Piège à éviter : Ne sous-estimez pas les coûts de remise en état des actifs (machines, stocks). Un audit technique est indispensable avant de finaliser l’offre.
6. Stratégies avancées et négociation avec les parties prenantes
Pour maximiser vos chances, adoptez une approche proactive :
- Négociez avec les créanciers : certains créanciers peuvent accepter un abandon de créance en échange d’une participation au capital.
- Impliquez les salariés : un plan social bien préparé facilite l’acceptation du tribunal.
- Utilisez la période d’observation : si vous êtes déjà actionnaire ou dirigeant, vous pouvez proposer un plan de continuation avant la cession.
En 2026, les tribunaux encouragent les solutions de reprise internes (management buy-out) et les cessions partielles permettant de sauver des branches d’activité viables.

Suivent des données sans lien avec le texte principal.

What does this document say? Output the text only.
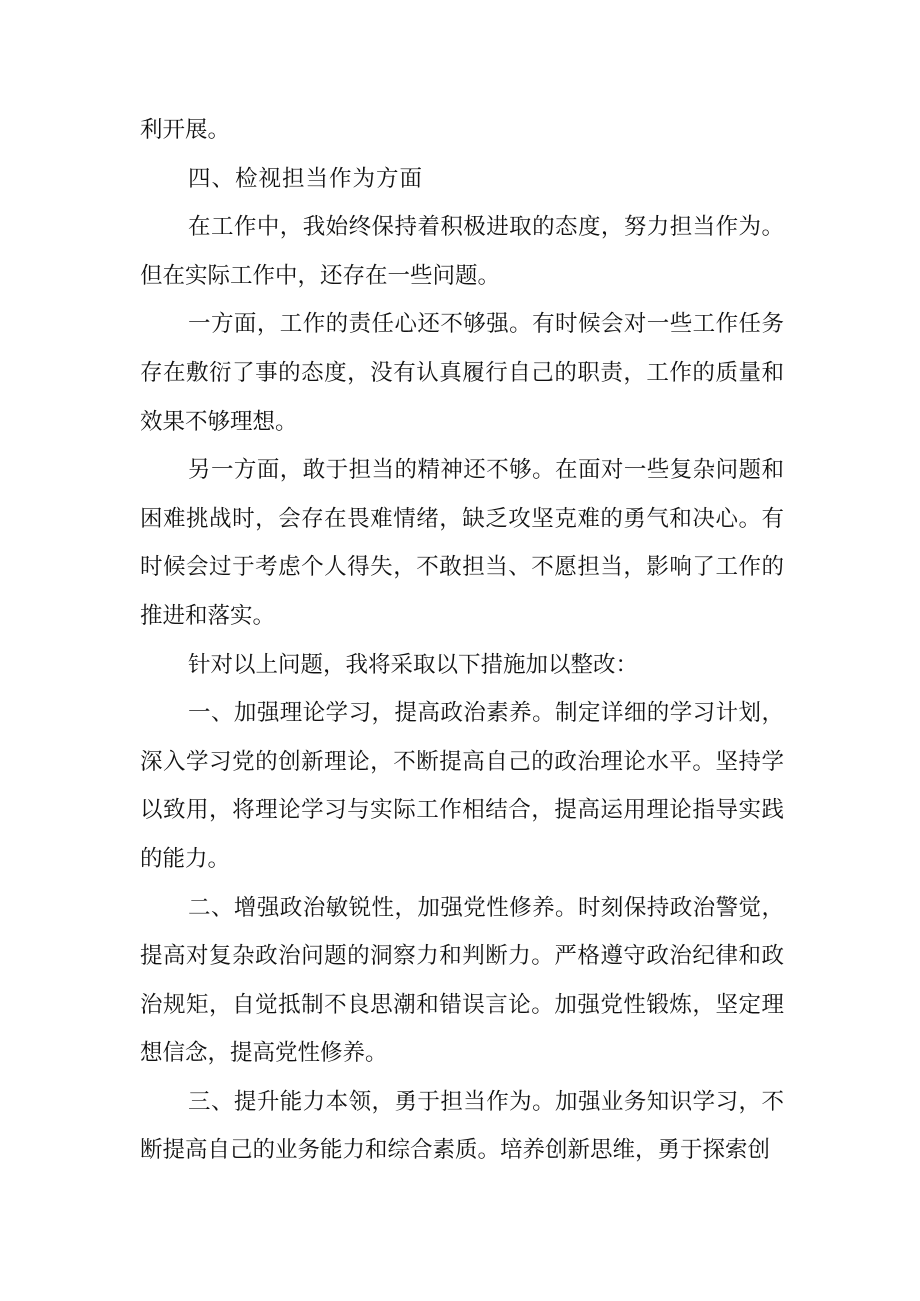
利开展。

四、检视担当作为方面

在工作中，我始终保持着积极进取的态度，努力担当作为。但在实际工作中，还存在一些问题。

一方面，工作的责任心还不够强。有时候会对一些工作任务存在敷衍了事的态度，没有认真履行自己的职责，工作的质量和效果不够理想。

另一方面，敢于担当的精神还不够。在面对一些复杂问题和困难挑战时，会存在畏难情绪，缺乏攻坚克难的勇气和决心。有时候会过于考虑个人得失，不敢担当、不愿担当，影响了工作的推进和落实。

针对以上问题，我将采取以下措施加以整改：

一、加强理论学习，提高政治素养。制定详细的学习计划，深入学习党的创新理论，不断提高自己的政治理论水平。坚持学以致用，将理论学习与实际工作相结合，提高运用理论指导实践的能力。

二、增强政治敏锐性，加强党性修养。时刻保持政治警觉，提高对复杂政治问题的洞察力和判断力。严格遵守政治纪律和政治规矩，自觉抵制不良思潮和错误言论。加强党性锻炼，坚定理想信念，提高党性修养。

三、提升能力本领，勇于担当作为。加强业务知识学习，不断提高自己的业务能力和综合素质。培养创新思维，勇于探索创
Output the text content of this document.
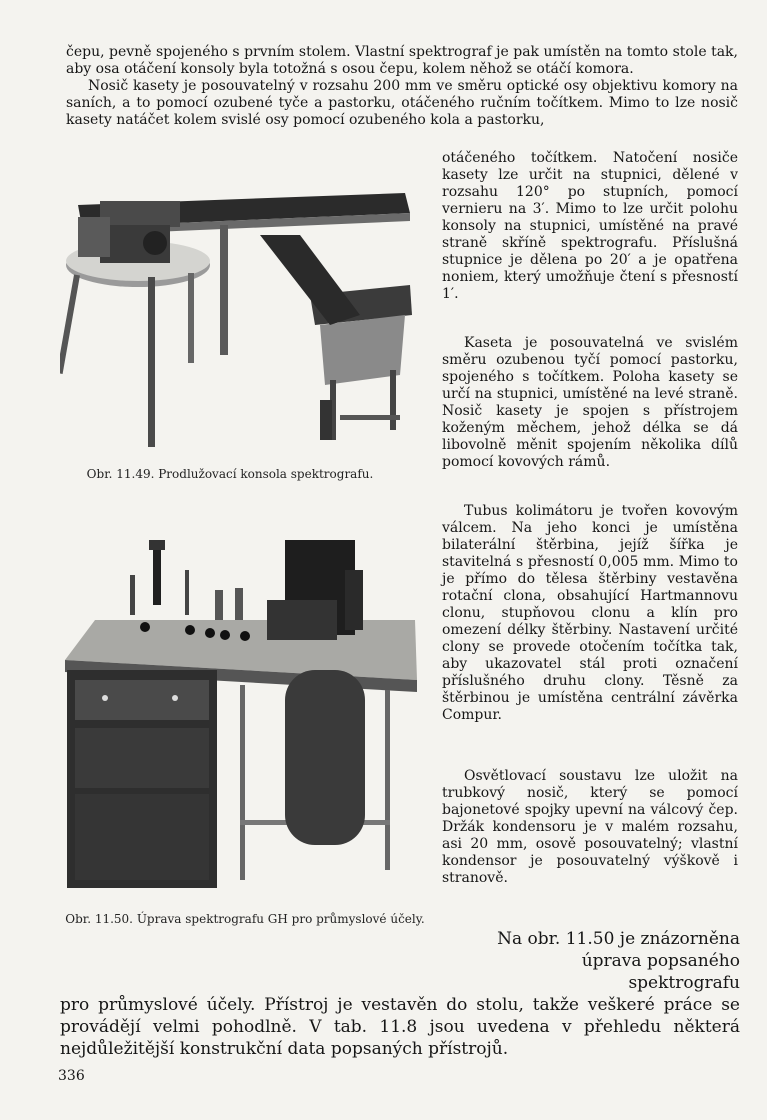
čepu, pevně spojeného s prvním stolem. Vlastní spektrograf je pak umístěn na tomto stole tak, aby osa otáčení konsoly byla totožná s osou čepu, kolem něhož se otáčí komora.

Nosič kasety je posouvatelný v rozsahu 200 mm ve směru optické osy objektivu komory na saních, a to pomocí ozubené tyče a pastorku, otáčeného ručním točítkem. Mimo to lze nosič kasety natáčet kolem svislé osy pomocí ozubeného kola a pastorku,

otáčeného točítkem. Natočení nosiče kasety lze určit na stupnici, dělené v rozsahu 120° po stupních, pomocí vernieru na 3′. Mimo to lze určit polohu konsoly na stupnici, umístěné na pravé straně skříně spektrografu. Příslušná stupnice je dělena po 20′ a je opatřena noniem, který umožňuje čtení s přesností 1′.

Kaseta je posouvatelná ve svislém směru ozubenou tyčí pomocí pastorku, spojeného s točítkem. Poloha kasety se určí na stupnici, umístěné na levé straně. Nosič kasety je spojen s přístrojem koženým měchem, jehož délka se dá libovolně měnit spojením několika dílů pomocí kovových rámů.

Tubus kolimátoru je tvořen kovovým válcem. Na jeho konci je umístěna bilaterální štěrbina, jejíž šířka je stavitelná s přesností 0,005 mm. Mimo to je přímo do tělesa štěrbiny vestavěna rotační clona, obsahující Hartmannovu clonu, stupňovou clonu a klín pro omezení délky štěrbiny. Nastavení určité clony se provede otočením točítka tak, aby ukazovatel stál proti označení příslušného druhu clony. Těsně za štěrbinou je umístěna centrální závěrka Compur.

Osvětlovací soustavu lze uložit na trubkový nosič, který se pomocí bajonetové spojky upevní na válcový čep. Držák kondensoru je v malém rozsahu, asi 20 mm, osově posouvatelný; vlastní kondensor je posouvatelný výškově i stranově.

Obr. 11.49. Prodlužovací konsola spektrografu.
Obr. 11.50. Úprava spektrografu GH pro průmyslové účely.

Na obr. 11.50 je znázorněna úprava popsaného spektrografu
pro průmyslové účely. Přístroj je vestavěn do stolu, takže veškeré práce se provádějí velmi pohodlně. V tab. 11.8 jsou uvedena v přehledu některá nejdůležitější konstrukční data popsaných přístrojů.

336
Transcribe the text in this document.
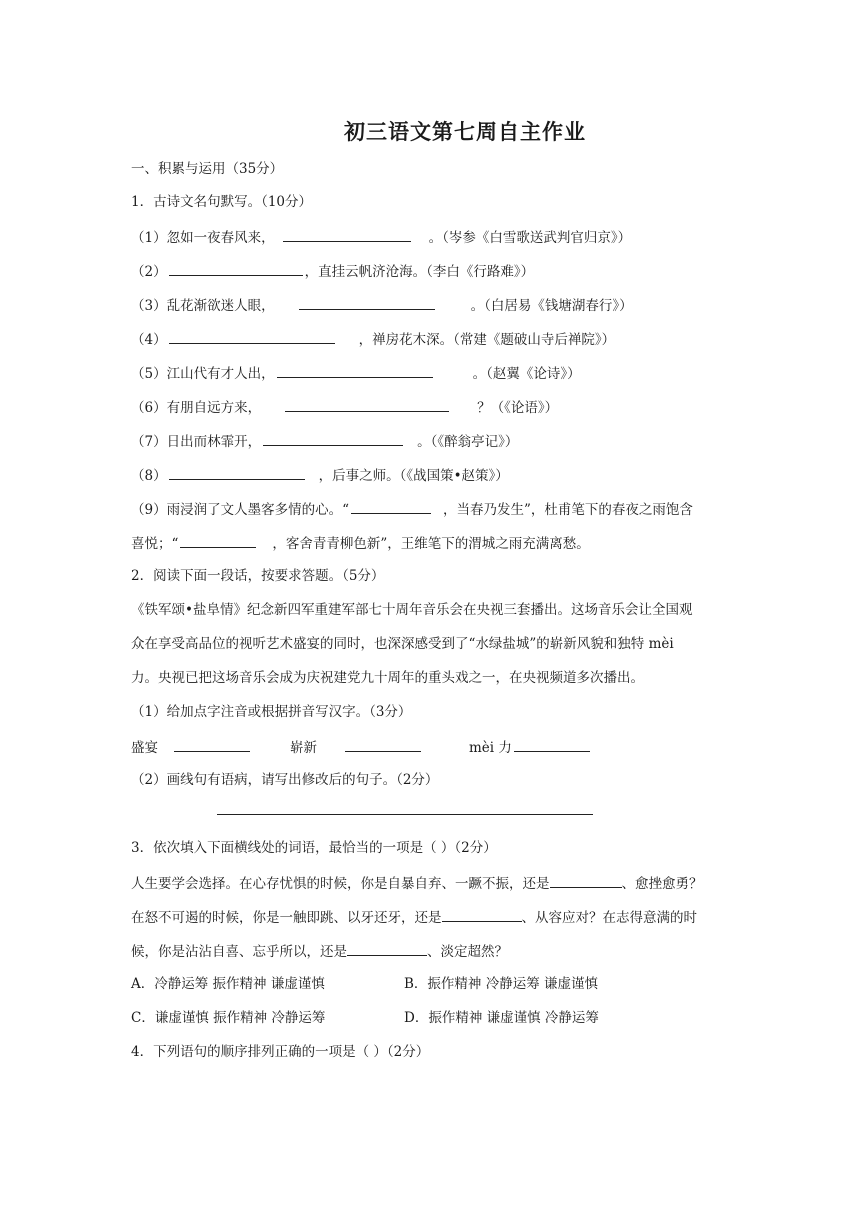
初三语文第七周自主作业
一、积累与运用（35分）
1．古诗文名句默写。（10分）
（1）忽如一夜春风来，	。（岑参《白雪歌送武判官归京》）
（2）	，直挂云帆济沧海。（李白《行路难》）
（3）乱花渐欲迷人眼，	。（白居易《钱塘湖春行》）
（4）	，禅房花木深。（常建《题破山寺后禅院》）
（5）江山代有才人出，	。（赵翼《论诗》）
（6）有朋自远方来，	？（《论语》）
（7）日出而林霏开，	。（《醉翁亭记》）
（8）	，后事之师。（《战国策•赵策》）
（9）雨浸润了文人墨客多情的心。“	，当春乃发生”，杜甫笔下的春夜之雨饱含
喜悦；“	，客舍青青柳色新”，王维笔下的渭城之雨充满离愁。
2．阅读下面一段话，按要求答题。（5分）
《铁军颂•盐阜情》纪念新四军重建军部七十周年音乐会在央视三套播出。这场音乐会让全国观
众在享受高品位的视听艺术盛宴的同时，也深深感受到了“水绿盐城”的崭新风貌和独特 mèi
力。央视已把这场音乐会成为庆祝建党九十周年的重头戏之一，在央视频道多次播出。
（1）给加点字注音或根据拼音写汉字。（3分）
盛宴	崭新	mèi 力
（2）画线句有语病，请写出修改后的句子。（2分）
3．依次填入下面横线处的词语，最恰当的一项是（ ）（2分）
人生要学会选择。在心存忧惧的时候，你是自暴自弃、一蹶不振，还是	、愈挫愈勇？
在怒不可遏的时候，你是一触即跳、以牙还牙，还是	、从容应对？在志得意满的时
候，你是沾沾自喜、忘乎所以，还是	、淡定超然？
A．冷静运筹 振作精神 谦虚谨慎	B．振作精神 冷静运筹 谦虚谨慎
C．谦虚谨慎 振作精神 冷静运筹	D．振作精神 谦虚谨慎 冷静运筹
4．下列语句的顺序排列正确的一项是（ ）（2分）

« La clé du succès est de construire une coalition avec l’administrateur judiciaire et le ministère public. Montrez que votre projet est crédible, bien financé et qu’il préserve l’emploi. »
7. Jurisprudence 2026 : décisions marquantes
Plusieurs décisions récentes illustrent les tendances actuelles :
- CA Paris, 15 janvier 2026 : la cour a annulé une cession au motif que le repreneur n’avait pas fourni de garantie bancaire suffisante, malgré un prix attractif.
- CA Lyon, 22 février 2026 : validation d’une offre de reprise partielle avec un plan de redressement sur 5 ans, incluant un abandon de créance de 40 %.
- CA Aix-en-Provence, 10 mars 2026 : le tribunal a imposé au repreneur de conserver 80 % des effectifs pendant 2 ans, sous peine de pénalités.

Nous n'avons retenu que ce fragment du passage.